All of the research reviewed so far has used video stimuli in which participants watch people who are simply talking to the camera, or holding a relatively static conversation, and few have involved situations that include or involve hand movements. So, whilst the face provides many useful clues about social information, other aspects of our body also convey important information. A developmental study by Fausey, Jayaraman, and Smith (2016) described an early transition in infant gaze behaviour from mostly fixating faces to increasingly fixating the hands during the first 2 years, which is evidence of the emergence of object relationship and hand cue understanding. We often supplement our verbal language with gestures that are used to resolve ambiguities and thus improve communication (Krauss, Chen, & Chawla, 1996). Similarly, pointing gestures are often used to direct (Langton & Bruce, 2000) or misdirect where we look (Kuhn & Tatler, 2005; Otero-Millan, Macknik, Robbins, & Martinez-Conde, 2011). For example, much of the research on attentional misdirection relies on clips of magicians using misdirection to carry out magic tricks and illustrates that whilst social cues (i.e., where the magician is looking) are important in directing attention, people spend much of their time looking at the magician’s hands (Kuhn & Land, 2006; Kuhn & Tatler, 2005; Kuhn, Tatler, & Cole, 2009; Kuhn, Teszka, Tenaw, & Kingstone, 2016). People also often watch their own hands whilst carrying out goal-directed movements, to ensure they are doing the task correctly (Neggers & Bekkering, 2000). Moreover, Flanagan and Johansson (2003) showed that participants employed a predictive gaze pattern when watching manual actions; thus participants primarily engaged in predicting the next stage of the task being carried out. Another person’s hand movements provide knowledge about what they are doing, and so at times the hands may convey more important information than the face. However, little is known about how these hand movements influence our attentional process and in particular how this may interact with hearing speech.

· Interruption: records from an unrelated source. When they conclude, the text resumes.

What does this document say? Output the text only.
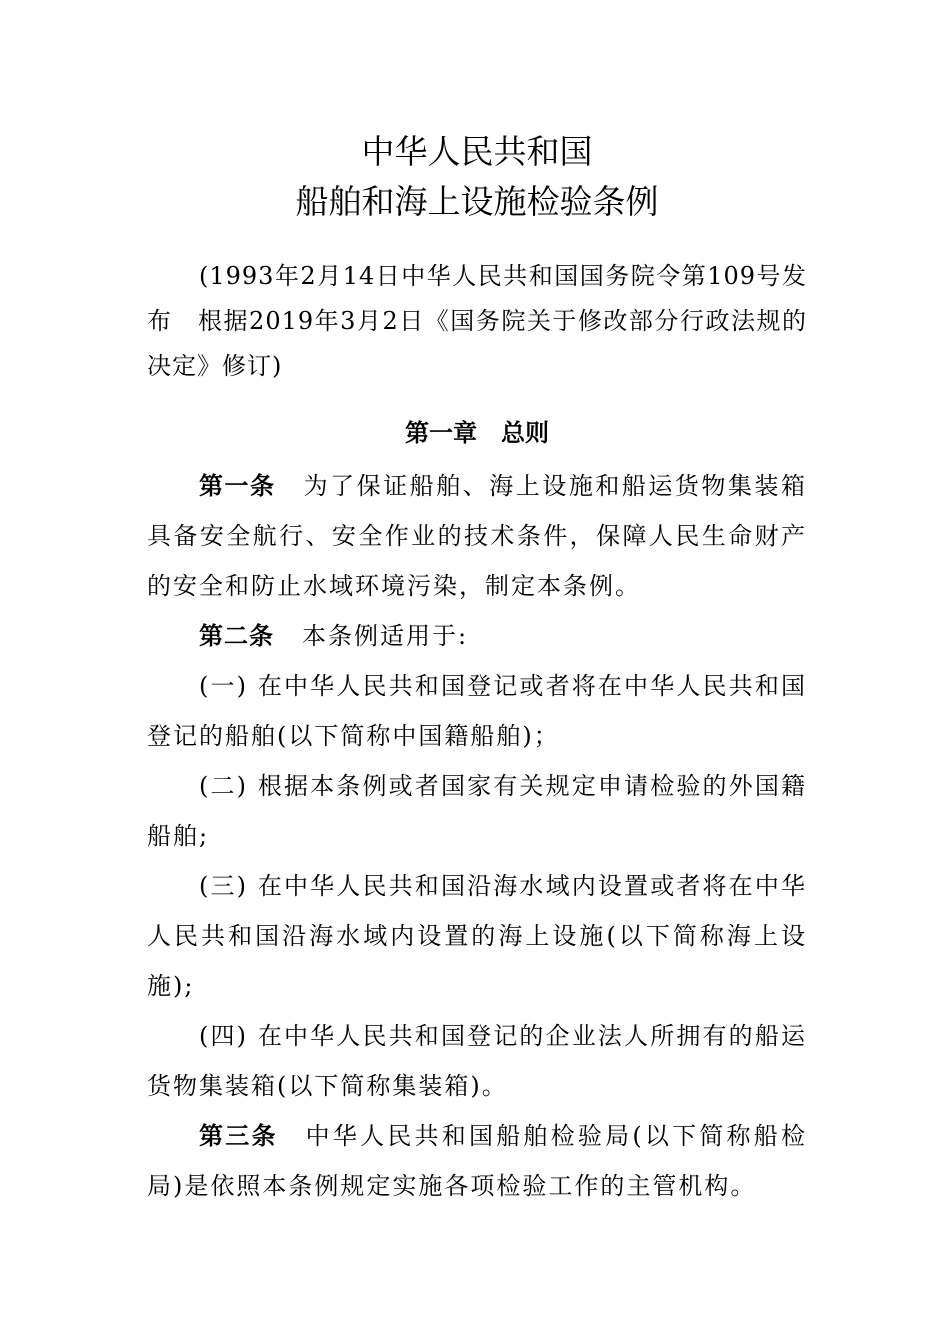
中华人民共和国
船舶和海上设施检验条例

(1993年2月14日中华人民共和国国务院令第109号发布　根据2019年3月2日《国务院关于修改部分行政法规的决定》修订)

第一章　总则

第一条 为了保证船舶、海上设施和船运货物集装箱具备安全航行、安全作业的技术条件，保障人民生命财产的安全和防止水域环境污染，制定本条例。

第二条 本条例适用于:

(一) 在中华人民共和国登记或者将在中华人民共和国登记的船舶(以下简称中国籍船舶)；

(二) 根据本条例或者国家有关规定申请检验的外国籍船舶;

(三) 在中华人民共和国沿海水域内设置或者将在中华人民共和国沿海水域内设置的海上设施(以下简称海上设施);

(四) 在中华人民共和国登记的企业法人所拥有的船运货物集装箱(以下简称集装箱)。

第三条 中华人民共和国船舶检验局(以下简称船检局)是依照本条例规定实施各项检验工作的主管机构。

Our primary aim was to investigate whether hearing corresponding speech would drive the observers’ eyes to the face, and whether these findings generalize to situations in which people use hand movements to communicate, either by demonstrating a manual activity or by purposefully misdirecting the observer’s attention. There is a general consensus in the literature that we prioritize faces, but faces may become less important when other cues, such as gestures and manual actions, are available. We predicted that when people watch an individual performing a manual task it would reduce the amount of time they spend looking at the face and they would focus on the person’s hands instead. We created three different contexts that varied in the extent to which hands and gestures were used to direct attention. In the monologue condition, a person simply spoke to the camera; although the hands are used for simple gestures, they do not manipulate objects. In the second condition the person talked about a manual activity (making a cup of tea), and the hands conveyed important information as they were used to demonstrate the activity. In the final condition, the hands were used to actively misdirect attention. Here, a magician performed a magic routine in which both speech and hand movements were used to actively misdirect the viewer’s attention.

Our second objective was to investigate whether the presence of audible speech will bias people to look at the speaker’s face, and in particular towards the mouth. Based on previous research we predicted that people would spend more time looking at faces, particularly the mouth, if they could hear the interaction compared to viewing the activity with no sound. When the hands are used to convey additional information, social cues derived from the face are likely to be of less importance. We therefore predict that the effect of speech would be most apparent during a monologue where very little other information could be gained from hand movement.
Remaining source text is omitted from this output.